‘I think she is terrified’: Woman facing deportation to Nigeria from Sligo

Asylum group says Loveth Oyiboka (29) was only member of her family to survive 2015 massacre

Almost 3,000 people have signed online petitions in support of Loveth Oyiboka (29), who has lived in the Globe House direct provision centre in Sligo for four years but is facing deportation.

Almost 3,000 people have signed online petitions in support of Loveth Oyiboka (29), who has lived in the Globe House direct provision centre in Sligo for four years but is facing deportation.

 

Community groups in Co Sligo have appealed to Minister for Justice Charlie Flanagan to intervene in the case of a young Nigerian woman who is due to be deported on Friday.

Almost 3,000 people have signed online petitions in support of Loveth Oyiboka (29) who has lived in the Globe House direct provision centre in Sligo for four years. She says she has no family left in Nigeria as her parents were murdered.

The Movement of Asylum Seekers in Ireland (MASI), which organised the petition, said the woman was the only member of her family to survive an attack by Boko Haram on October 24th, 2015 in Obama village in Borno state.

“She would be in danger if she was sent back,” said MASI spokesman Lucky Khambule.

He said a decision this week to halt the deportation of Brazilian man Lucivaldo Araujo da Silva (35) , a father of three Irish-born children, showed that Mr Flanagan had the power “to change lives”.

Ms Oyiboka, who is studying health and English with the Sligo Education and Training Board, said she was frightened and had no one left in Nigeria.

“My mom and dad are the people of Sligo,” she said.

Several groups that Ms Oyiboka has volunteered with have organised an event to support her this Thursday in Anderson’s Bar in Sligo.

Integrate

She has volunteered with the Tidy Towns committee, the St Patrick’s Day parade and Sligo Global Kitchen, which aims to help asylum seekers integrate into the community.

Anna Spearman, an artist who founded Sligo Global Kitchen, said she has known Ms Oyiboka since she arrived in Sligo.

“She came here with no friends and family but she has a lot of people looking our for her in Sligo,” she said. “It is scary to think of a young Catholic woman being sent back to Nigeria. I think she is terrified.”

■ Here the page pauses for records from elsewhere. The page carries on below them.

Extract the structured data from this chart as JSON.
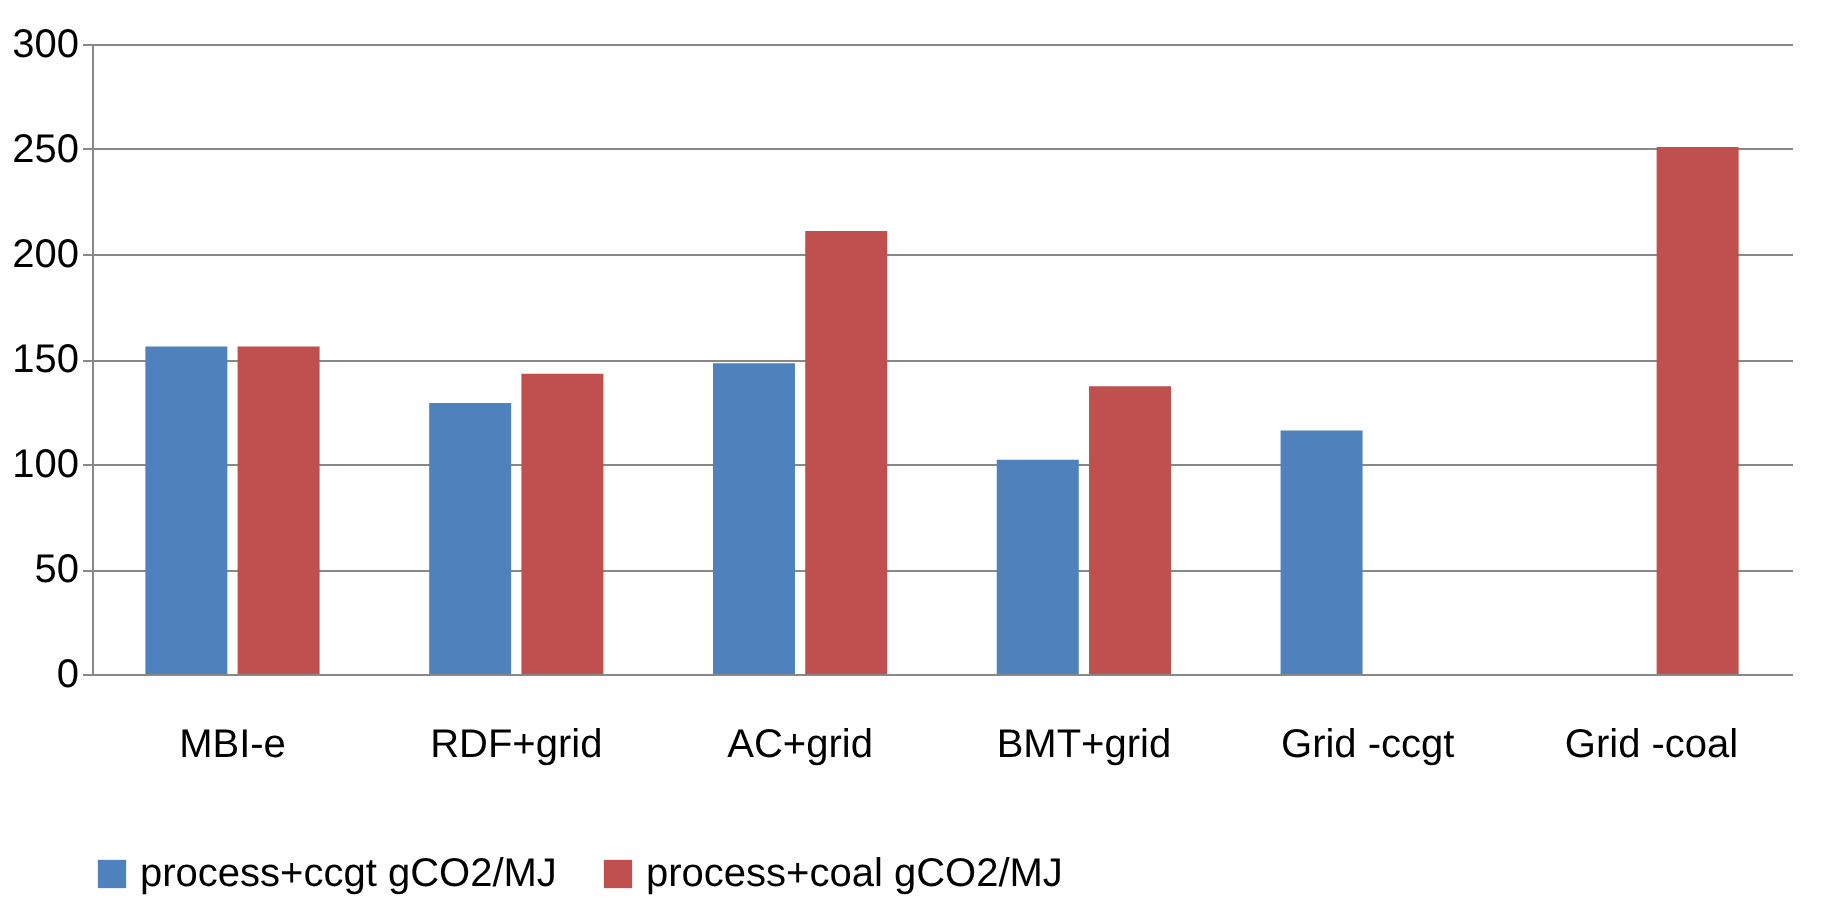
{
  "chart_data": {
    "type": "bar",
    "categories": [
      "MBI-e",
      "RDF+grid",
      "AC+grid",
      "BMT+grid",
      "Grid -ccgt",
      "Grid -coal"
    ],
    "series": [
      {
        "name": "process+ccgt gCO2/MJ",
        "color": "#4f81bd",
        "values": [
          156,
          129,
          148,
          102,
          116,
          null
        ]
      },
      {
        "name": "process+coal gCO2/MJ",
        "color": "#c0504d",
        "values": [
          156,
          143,
          211,
          137,
          null,
          251
        ]
      }
    ],
    "ylim": [
      0,
      300
    ],
    "yticks": [
      0,
      50,
      100,
      150,
      200,
      250,
      300
    ],
    "grid": "y",
    "legend": "bottom"
  }
}
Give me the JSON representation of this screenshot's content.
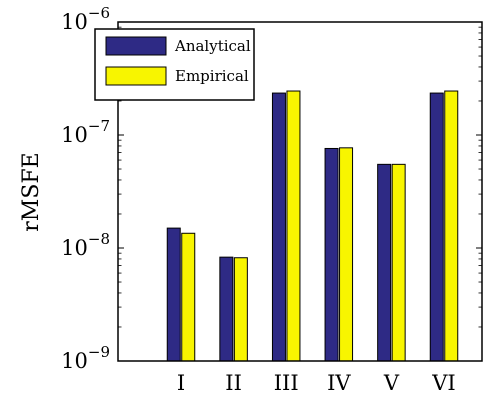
{
  "chart_data": {
    "type": "bar",
    "yscale": "log",
    "ylim": [
      1e-09,
      1e-06
    ],
    "ylabel": "rMSFE",
    "xlabel": "",
    "categories": [
      "I",
      "II",
      "III",
      "IV",
      "V",
      "VI"
    ],
    "yticks": [
      {
        "value": 1e-09,
        "base": "10",
        "exp": "−9"
      },
      {
        "value": 1e-08,
        "base": "10",
        "exp": "−8"
      },
      {
        "value": 1e-07,
        "base": "10",
        "exp": "−7"
      },
      {
        "value": 1e-06,
        "base": "10",
        "exp": "−6"
      }
    ],
    "series": [
      {
        "name": "Analytical",
        "color": "#2e2a85",
        "values": [
          1.5e-08,
          8.3e-09,
          2.35e-07,
          7.6e-08,
          5.5e-08,
          2.35e-07
        ]
      },
      {
        "name": "Empirical",
        "color": "#f8f500",
        "values": [
          1.35e-08,
          8.2e-09,
          2.45e-07,
          7.7e-08,
          5.5e-08,
          2.45e-07
        ]
      }
    ],
    "legend_position": "top-left",
    "grid": false
  }
}
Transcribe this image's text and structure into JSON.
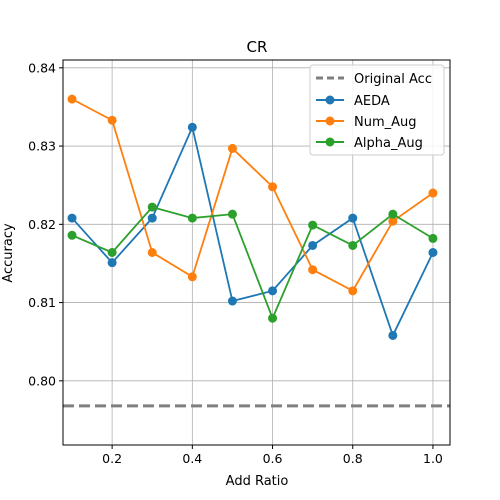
{
  "chart_data": {
    "type": "line",
    "title": "CR",
    "xlabel": "Add Ratio",
    "ylabel": "Accuracy",
    "xlim": [
      0.0775,
      1.0425
    ],
    "ylim": [
      0.7918,
      0.841
    ],
    "xticks": [
      0.2,
      0.4,
      0.6,
      0.8,
      1.0
    ],
    "xtick_labels": [
      "0.2",
      "0.4",
      "0.6",
      "0.8",
      "1.0"
    ],
    "yticks": [
      0.8,
      0.81,
      0.82,
      0.83,
      0.84
    ],
    "ytick_labels": [
      "0.80",
      "0.81",
      "0.82",
      "0.83",
      "0.84"
    ],
    "grid": true,
    "legend_position": "top-right",
    "x": [
      0.1,
      0.2,
      0.3,
      0.4,
      0.5,
      0.6,
      0.7,
      0.8,
      0.9,
      1.0
    ],
    "reference_line": {
      "name": "Original Acc",
      "value": 0.7968,
      "color": "#7f7f7f",
      "style": "dashed"
    },
    "series": [
      {
        "name": "AEDA",
        "color": "#1f77b4",
        "values": [
          0.8208,
          0.8151,
          0.8208,
          0.8324,
          0.8102,
          0.8115,
          0.8173,
          0.8208,
          0.8058,
          0.8164
        ]
      },
      {
        "name": "Num_Aug",
        "color": "#ff7f0e",
        "values": [
          0.836,
          0.8333,
          0.8164,
          0.8133,
          0.8297,
          0.8248,
          0.8142,
          0.8115,
          0.8204,
          0.824
        ]
      },
      {
        "name": "Alpha_Aug",
        "color": "#2ca02c",
        "values": [
          0.8186,
          0.8164,
          0.8222,
          0.8208,
          0.8213,
          0.808,
          0.8199,
          0.8173,
          0.8213,
          0.8182
        ]
      }
    ]
  }
}
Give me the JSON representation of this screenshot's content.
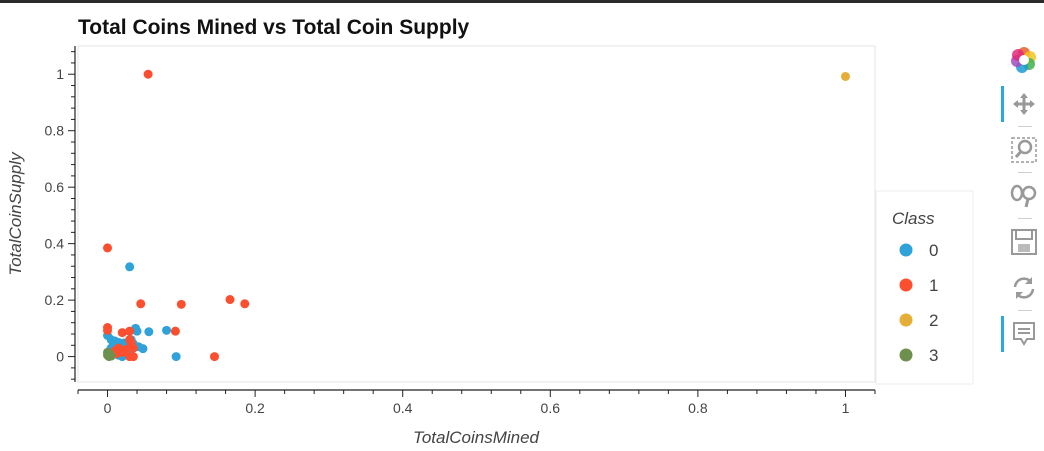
{
  "chart_data": {
    "type": "scatter",
    "title": "Total Coins Mined vs Total Coin Supply",
    "xlabel": "TotalCoinsMined",
    "ylabel": "TotalCoinSupply",
    "xlim": [
      -0.04,
      1.04
    ],
    "ylim": [
      -0.09,
      1.1
    ],
    "xticks": [
      "0",
      "0.2",
      "0.4",
      "0.6",
      "0.8",
      "1"
    ],
    "yticks": [
      "0",
      "0.2",
      "0.4",
      "0.6",
      "0.8",
      "1"
    ],
    "grid": false,
    "legend": {
      "title": "Class",
      "placement": "right"
    },
    "series": [
      {
        "name": "0",
        "color": "#30a2da",
        "points": [
          [
            0.0,
            0.075
          ],
          [
            0.005,
            0.06
          ],
          [
            0.008,
            0.045
          ],
          [
            0.01,
            0.055
          ],
          [
            0.012,
            0.035
          ],
          [
            0.015,
            0.05
          ],
          [
            0.018,
            0.04
          ],
          [
            0.02,
            0.03
          ],
          [
            0.022,
            0.048
          ],
          [
            0.025,
            0.038
          ],
          [
            0.028,
            0.025
          ],
          [
            0.03,
            0.318
          ],
          [
            0.032,
            0.06
          ],
          [
            0.035,
            0.045
          ],
          [
            0.038,
            0.1
          ],
          [
            0.04,
            0.09
          ],
          [
            0.042,
            0.035
          ],
          [
            0.048,
            0.028
          ],
          [
            0.056,
            0.088
          ],
          [
            0.08,
            0.093
          ],
          [
            0.093,
            0.0
          ],
          [
            0.003,
            0.02
          ],
          [
            0.01,
            0.01
          ],
          [
            0.015,
            0.005
          ],
          [
            0.02,
            0.0
          ],
          [
            0.025,
            0.015
          ],
          [
            0.03,
            0.005
          ],
          [
            0.005,
            0.03
          ],
          [
            0.018,
            0.012
          ],
          [
            0.012,
            0.022
          ]
        ]
      },
      {
        "name": "1",
        "color": "#fc4f30",
        "points": [
          [
            0.055,
            1.0
          ],
          [
            0.0,
            0.385
          ],
          [
            0.0,
            0.103
          ],
          [
            0.0,
            0.093
          ],
          [
            0.02,
            0.085
          ],
          [
            0.03,
            0.09
          ],
          [
            0.03,
            0.06
          ],
          [
            0.032,
            0.048
          ],
          [
            0.035,
            0.03
          ],
          [
            0.045,
            0.187
          ],
          [
            0.092,
            0.09
          ],
          [
            0.1,
            0.185
          ],
          [
            0.145,
            0.0
          ],
          [
            0.166,
            0.202
          ],
          [
            0.186,
            0.187
          ],
          [
            0.01,
            0.02
          ],
          [
            0.015,
            0.03
          ],
          [
            0.02,
            0.015
          ],
          [
            0.025,
            0.025
          ],
          [
            0.03,
            0.0
          ],
          [
            0.035,
            0.0
          ],
          [
            0.005,
            0.005
          ],
          [
            0.012,
            0.01
          ]
        ]
      },
      {
        "name": "2",
        "color": "#e5ae38",
        "points": [
          [
            1.0,
            0.992
          ]
        ]
      },
      {
        "name": "3",
        "color": "#6d904f",
        "points": [
          [
            0.0,
            0.015
          ],
          [
            0.0,
            0.005
          ],
          [
            0.002,
            0.0
          ],
          [
            0.003,
            0.01
          ],
          [
            0.005,
            0.002
          ]
        ]
      }
    ]
  },
  "toolbar": {
    "tools": [
      {
        "name": "bokeh-logo-icon",
        "interactable": true,
        "active": false
      },
      {
        "name": "pan-tool-icon",
        "interactable": true,
        "active": true
      },
      {
        "name": "box-zoom-tool-icon",
        "interactable": true,
        "active": false
      },
      {
        "name": "wheel-zoom-tool-icon",
        "interactable": true,
        "active": false
      },
      {
        "name": "save-tool-icon",
        "interactable": true,
        "active": false
      },
      {
        "name": "reset-tool-icon",
        "interactable": true,
        "active": false
      },
      {
        "name": "hover-tool-icon",
        "interactable": true,
        "active": true
      }
    ]
  }
}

A spokesman for the Department of Justice said that for reasons of confidentiality he could not comment on individual immigration or asylum cases.

He said applications for international protection were examined in detail and all available appeals processes had to be exhausted before a deportation order was made.

All decisions could be reviewed by the High Court and it was open to any person to make an application under the Immigration Act to have a deportation order revoked based on changed circumstances, he added.